La metamorfosis de los muchachos de Ripoll constituye un enigma. Cuando sepamos cómo se produjo, podremos combatir con más eficacia el terrorismo yihadista. Pero ya tenemos una primera lección: no basta con vigilar a los candidatos a ejercer el terror. No es suficiente controlar a jóvenes que han cometido pequeños delitos, que han tenido problemas emocionales o que han cambiado de golpe el bar por la mezquita. Estos criterios no han servido para detectar la monstruosa transformación de esos muchachos. No basta con vigilar a los radicales o a quienes son susceptibles de serlo. Hay que controlar mejor a los radicalizadores. Agentes que pueden desencadenar procesos como el que ha llevado a los jóvenes de Ripoll a matar y a morir.

Por esto he dicho que el atentado fue casi perfecto. Porque con el seguimiento de Abdelbaki Es Satty, la metamorfosis probablemente no se hubiera desencadenado. O habría adoptado otras expresiones. Es Satty era un imán, pero podía haber tenido otra condición. Física o virtual. No basta con vigilar a los imanes.

Hasta ahora, el combate contra el terrorismo yihadista se ha desplegado en tres escenarios. La persecución de AlQaeda y Daesh (militar), la acción contra sus seguidores (policial) y la prevención en barrios y escuelas (municipal y social). Los atentados han vuelto a demostrar que este esquema presenta lagunas. Y que no es suficiente.

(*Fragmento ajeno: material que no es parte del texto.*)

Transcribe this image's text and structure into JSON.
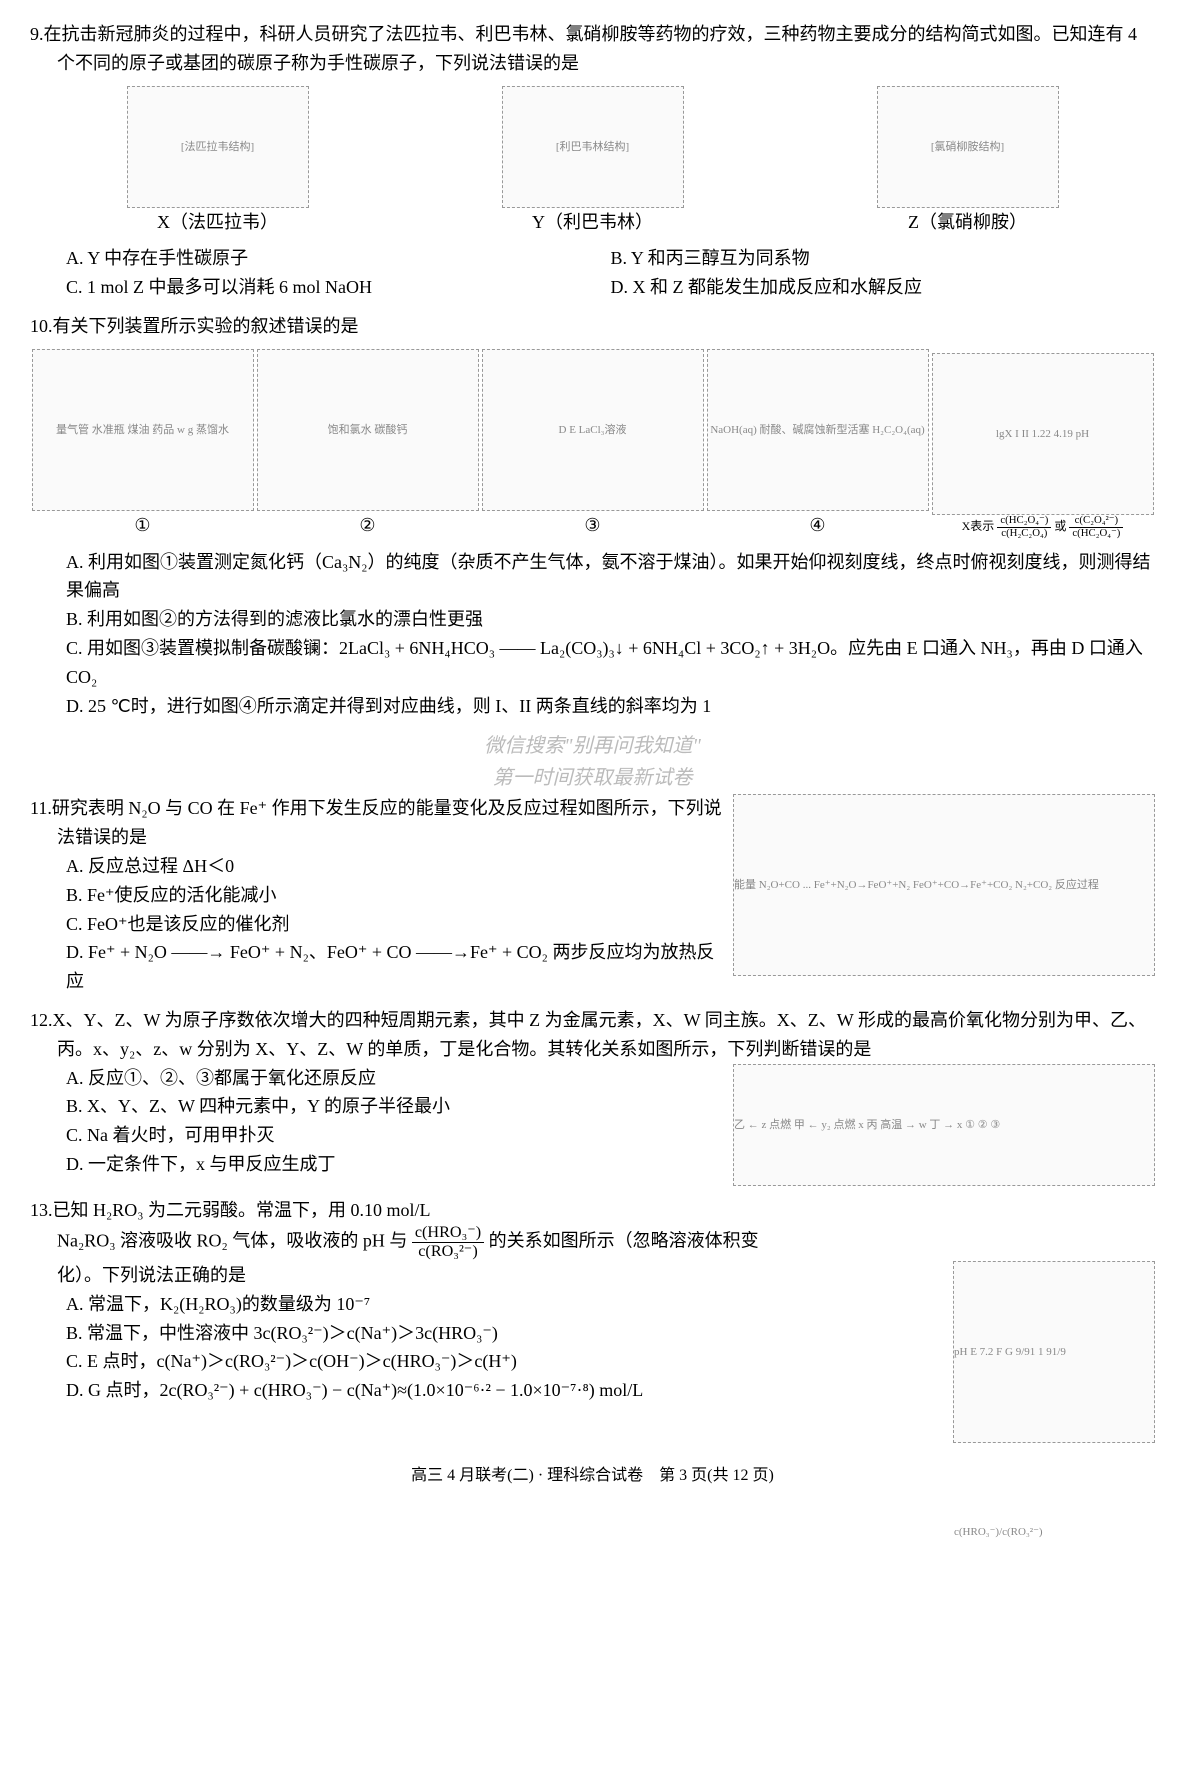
{
  "q9": {
    "num": "9.",
    "stem": "在抗击新冠肺炎的过程中，科研人员研究了法匹拉韦、利巴韦林、氯硝柳胺等药物的疗效，三种药物主要成分的结构简式如图。已知连有 4 个不同的原子或基团的碳原子称为手性碳原子，下列说法错误的是",
    "mol_labels": {
      "x": "X（法匹拉韦）",
      "y": "Y（利巴韦林）",
      "z": "Z（氯硝柳胺）"
    },
    "options": {
      "A": "A. Y 中存在手性碳原子",
      "B": "B. Y 和丙三醇互为同系物",
      "C": "C. 1 mol Z 中最多可以消耗 6 mol NaOH",
      "D": "D. X 和 Z 都能发生加成反应和水解反应"
    }
  },
  "q10": {
    "num": "10.",
    "stem": "有关下列装置所示实验的叙述错误的是",
    "app_labels": {
      "1": "①",
      "2": "②",
      "3": "③",
      "4": "④"
    },
    "app_text": {
      "1": "量气管 水准瓶 煤油 药品 w g 蒸馏水",
      "2": "饱和氯水 碳酸钙",
      "3": "D E LaCl₃溶液",
      "4": "NaOH(aq) 耐酸、碱腐蚀新型活塞 H₂C₂O₄(aq)",
      "graph": "lgX I II 1.22 4.19 pH",
      "x_expr_prefix": "X表示",
      "x_expr_or": "或"
    },
    "options": {
      "A": "A. 利用如图①装置测定氮化钙（Ca₃N₂）的纯度（杂质不产生气体，氨不溶于煤油）。如果开始仰视刻度线，终点时俯视刻度线，则测得结果偏高",
      "B": "B. 利用如图②的方法得到的滤液比氯水的漂白性更强",
      "C": "C. 用如图③装置模拟制备碳酸镧：2LaCl₃ + 6NH₄HCO₃ —— La₂(CO₃)₃↓ + 6NH₄Cl + 3CO₂↑ + 3H₂O。应先由 E 口通入 NH₃，再由 D 口通入 CO₂",
      "D": "D. 25 ℃时，进行如图④所示滴定并得到对应曲线，则 I、II 两条直线的斜率均为 1"
    }
  },
  "q11": {
    "num": "11.",
    "stem": "研究表明 N₂O 与 CO 在 Fe⁺ 作用下发生反应的能量变化及反应过程如图所示，下列说法错误的是",
    "diagram_text": "能量 N₂O+CO ... Fe⁺+N₂O→FeO⁺+N₂ FeO⁺+CO→Fe⁺+CO₂ N₂+CO₂ 反应过程",
    "options": {
      "A": "A. 反应总过程 ΔH＜0",
      "B": "B. Fe⁺使反应的活化能减小",
      "C": "C. FeO⁺也是该反应的催化剂",
      "D": "D. Fe⁺ + N₂O ——→ FeO⁺ + N₂、FeO⁺ + CO ——→Fe⁺ + CO₂ 两步反应均为放热反应"
    }
  },
  "q12": {
    "num": "12.",
    "stem": "X、Y、Z、W 为原子序数依次增大的四种短周期元素，其中 Z 为金属元素，X、W 同主族。X、Z、W 形成的最高价氧化物分别为甲、乙、丙。x、y₂、z、w 分别为 X、Y、Z、W 的单质，丁是化合物。其转化关系如图所示，下列判断错误的是",
    "diagram_text": "乙 ← z 点燃 甲 ← y₂ 点燃 x 丙 高温 → w 丁 → x ① ② ③",
    "options": {
      "A": "A. 反应①、②、③都属于氧化还原反应",
      "B": "B. X、Y、Z、W 四种元素中，Y 的原子半径最小",
      "C": "C. Na 着火时，可用甲扑灭",
      "D": "D. 一定条件下，x 与甲反应生成丁"
    }
  },
  "q13": {
    "num": "13.",
    "stem1": "已知 H₂RO₃ 为二元弱酸。常温下，用 0.10 mol/L",
    "stem2_pre": "Na₂RO₃ 溶液吸收 RO₂ 气体，吸收液的 pH 与",
    "stem2_post": "的关系如图所示（忽略溶液体积变",
    "stem3": "化）。下列说法正确的是",
    "graph_text": "pH E 7.2 F G 9/91 1 91/9 c(HRO₃⁻)/c(RO₃²⁻)",
    "options": {
      "A": "A. 常温下，K₂(H₂RO₃)的数量级为 10⁻⁷",
      "B": "B. 常温下，中性溶液中 3c(RO₃²⁻)＞c(Na⁺)＞3c(HRO₃⁻)",
      "C": "C. E 点时，c(Na⁺)＞c(RO₃²⁻)＞c(OH⁻)＞c(HRO₃⁻)＞c(H⁺)",
      "D": "D. G 点时，2c(RO₃²⁻) + c(HRO₃⁻) − c(Na⁺)≈(1.0×10⁻⁶·² − 1.0×10⁻⁷·⁸) mol/L"
    }
  },
  "watermark": {
    "line1": "微信搜索\"别再问我知道\"",
    "line2": "第一时间获取最新试卷"
  },
  "footer": "高三 4 月联考(二) · 理科综合试卷　第 3 页(共 12 页)"
}
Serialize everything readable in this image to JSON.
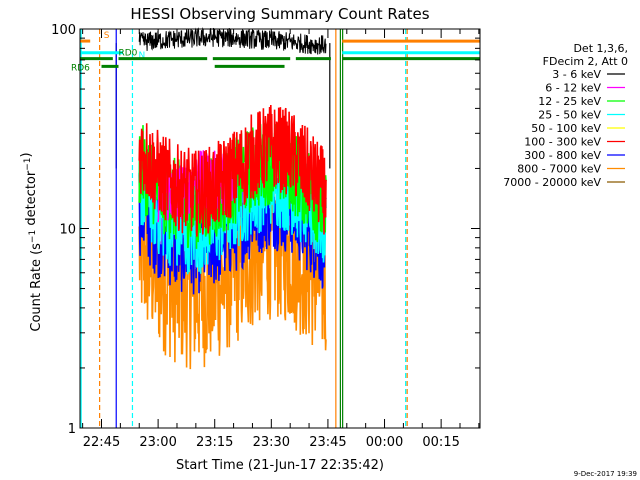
{
  "chart_data": {
    "type": "line",
    "title": "HESSI Observing Summary Count Rates",
    "xlabel": "Start Time (21-Jun-17 22:35:42)",
    "ylabel": "Count Rate (s⁻¹ detector⁻¹)",
    "yscale": "log",
    "ylim": [
      1,
      100
    ],
    "xlim_minutes": [
      -5.7,
      100.3
    ],
    "x_tick_labels": [
      "22:45",
      "23:00",
      "23:15",
      "23:30",
      "23:45",
      "00:00",
      "00:15"
    ],
    "x_tick_minutes": [
      0,
      15,
      30,
      45,
      60,
      75,
      90
    ],
    "y_tick_labels": [
      "1",
      "10",
      "100"
    ],
    "y_tick_values": [
      1,
      10,
      100
    ],
    "legend_header": [
      "Det 1,3,6,",
      "FDecim 2, Att 0"
    ],
    "legend_placement": "right",
    "series": [
      {
        "name": "3 - 6 keV",
        "color": "#000000",
        "x": [
          10,
          20,
          30,
          40,
          50,
          55,
          59.5
        ],
        "values": [
          86,
          89,
          91,
          89,
          86,
          84,
          83
        ]
      },
      {
        "name": "6 - 12 keV",
        "color": "#ff00ff",
        "x": [
          15,
          20,
          25,
          30,
          35
        ],
        "values": [
          15,
          15,
          17.5,
          17.5,
          17
        ]
      },
      {
        "name": "12 - 25 keV",
        "color": "#00ff00",
        "x": [
          10,
          15,
          20,
          25,
          30,
          35,
          40,
          45,
          50,
          55,
          59.5
        ],
        "values": [
          21,
          16,
          13.5,
          13,
          14,
          17,
          20,
          22,
          20,
          16,
          12
        ]
      },
      {
        "name": "25 - 50 keV",
        "color": "#00ffff",
        "x": [
          10,
          15,
          20,
          25,
          30,
          35,
          40,
          45,
          50,
          55,
          59.5
        ],
        "values": [
          17,
          12,
          10,
          9.6,
          10.5,
          12.5,
          15,
          17,
          15.5,
          12.5,
          10
        ]
      },
      {
        "name": "50 - 100 keV",
        "color": "#ffff00",
        "x": [],
        "values": []
      },
      {
        "name": "100 - 300 keV",
        "color": "#ff0000",
        "x": [
          10,
          15,
          20,
          25,
          30,
          35,
          40,
          45,
          50,
          55,
          59.5
        ],
        "values": [
          25,
          19,
          16,
          15,
          16,
          19,
          23,
          26,
          24,
          19,
          15
        ]
      },
      {
        "name": "300 - 800 keV",
        "color": "#0000ff",
        "x": [
          10,
          15,
          20,
          25,
          30,
          35,
          40,
          45,
          50,
          55,
          59.5
        ],
        "values": [
          13,
          10,
          8.4,
          8.2,
          8.8,
          10.3,
          12.5,
          14,
          13,
          10.5,
          8.3
        ]
      },
      {
        "name": "800 - 7000 keV",
        "color": "#ff8c00",
        "x": [
          10,
          15,
          20,
          25,
          30,
          35,
          40,
          45,
          50,
          55,
          59.5
        ],
        "values": [
          7.8,
          5.9,
          4.9,
          4.6,
          5,
          6,
          7.3,
          8.4,
          7.8,
          6.1,
          5.2
        ]
      },
      {
        "name": "7000 - 20000 keV",
        "color": "#8b5a00",
        "x": [],
        "values": []
      }
    ],
    "attenuator_bars": [
      {
        "label": "S",
        "color": "#ff8000",
        "segments": [
          [
            -5.7,
            -3.0
          ],
          [
            63.8,
            100.3
          ]
        ],
        "value": 87
      },
      {
        "label": "N",
        "color": "#00ffff",
        "segments": [
          [
            -5.7,
            5.7
          ],
          [
            63.8,
            100.3
          ]
        ],
        "value": 76
      },
      {
        "label": "RD0",
        "color": "#008000",
        "segments": [
          [
            -5.7,
            3.0
          ],
          [
            4.5,
            28.0
          ],
          [
            29.5,
            50.0
          ],
          [
            51.5,
            60.8
          ],
          [
            63.8,
            100.3
          ]
        ],
        "value": 71
      },
      {
        "label": "RD6",
        "color": "#008000",
        "segments": [
          [
            0,
            4.5
          ],
          [
            30.0,
            48.5
          ]
        ],
        "value": 65
      }
    ],
    "vertical_markers": [
      {
        "minute": -5.4,
        "color": "#00ffff",
        "style": "solid"
      },
      {
        "minute": -0.5,
        "color": "#ff8000",
        "style": "dashed"
      },
      {
        "minute": 3.9,
        "color": "#000000",
        "style": "solid"
      },
      {
        "minute": 3.9,
        "color": "#0000ff",
        "style": "solid"
      },
      {
        "minute": 8.2,
        "color": "#00ffff",
        "style": "dashed"
      },
      {
        "minute": 60.5,
        "color": "#000000",
        "style": "solid"
      },
      {
        "minute": 62.1,
        "color": "#ff8000",
        "style": "solid"
      },
      {
        "minute": 63.3,
        "color": "#008000",
        "style": "solid"
      },
      {
        "minute": 63.9,
        "color": "#008000",
        "style": "solid"
      },
      {
        "minute": 80.6,
        "color": "#00ffff",
        "style": "dashed"
      },
      {
        "minute": 81.0,
        "color": "#ff8000",
        "style": "dashed"
      }
    ],
    "grid": false
  },
  "footer_date": "9-Dec-2017 19:39"
}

La guerra contra el terror ha costado unos 4.000 billones de dólares desde el 11-S. Se han evitado mega-atentados como los de Nova York, Madrid o Londres, pero se han desestabilizado algunas de las comunidades sunís más castigadas. Como dice Hriar Cabayan, «hemos perdido la capacidad de pensar de manera científica y no somos capaces de comprender como ellos nos perciben». Lo dice el responsable del Pentágono. La aproximación militar peca de binaria y simplificadora. No tiene en cuenta que Daesh es «como una molécula de H2O, capaz de adoptar estados diversos: hielo (Raqqa o Mosul), agua (que se derrama por doquier) o incluso vapor (imposible de capturar)». Es la conclusión de Vera Mironova, una experta que ha vivido en el ojo del huracán (Mosul). La conclusión es evidente: la acción estrictamente militar hará mutar la molécula pero no la desintegrará.

Los déficits en la coordinación policial también son clamorosos. En toda Europa. Y no se resolverán hasta que no exista una acción europea unificada en colaboración con las policías estatales y subestatales. Queda mucho por hacer para afinar la acción policial. También en Catalunya, a pesar de los progresos notables de los Mossos en información y seguimiento. Hay que invertir más en detectar  individuos susceptibles de provocar metamorfosis como la de Ripoll. Para comprender el porqué, aconsejo leer a Olivier Roy. Nos dice que no nos enfrentamos a una radicalización del islam sino a una islamización de la radicalidad. Por su condición, muchos jóvenes sienten fascinación por formas diversas de radicalidad. Y si arrastran la tensión identitaria propia de muchas familias musulmanas inmigradas, son candidatos potenciales a la islamización de sus pulsiones.

Por eso hace falta, además de una acción social sostenida, evitar el contacto con el mal. Que puede esconderse en la mezquita, pero también en un campo de futbol, una cárcel o en una cuenta de Telegram. Detectarlo a tiempo es la tarea difícil pero necesaria de las fuerzas de seguridad. En colaboración con la sociedad civil y las comunidades implicadas.

Andreu Claret, periodista y escritor.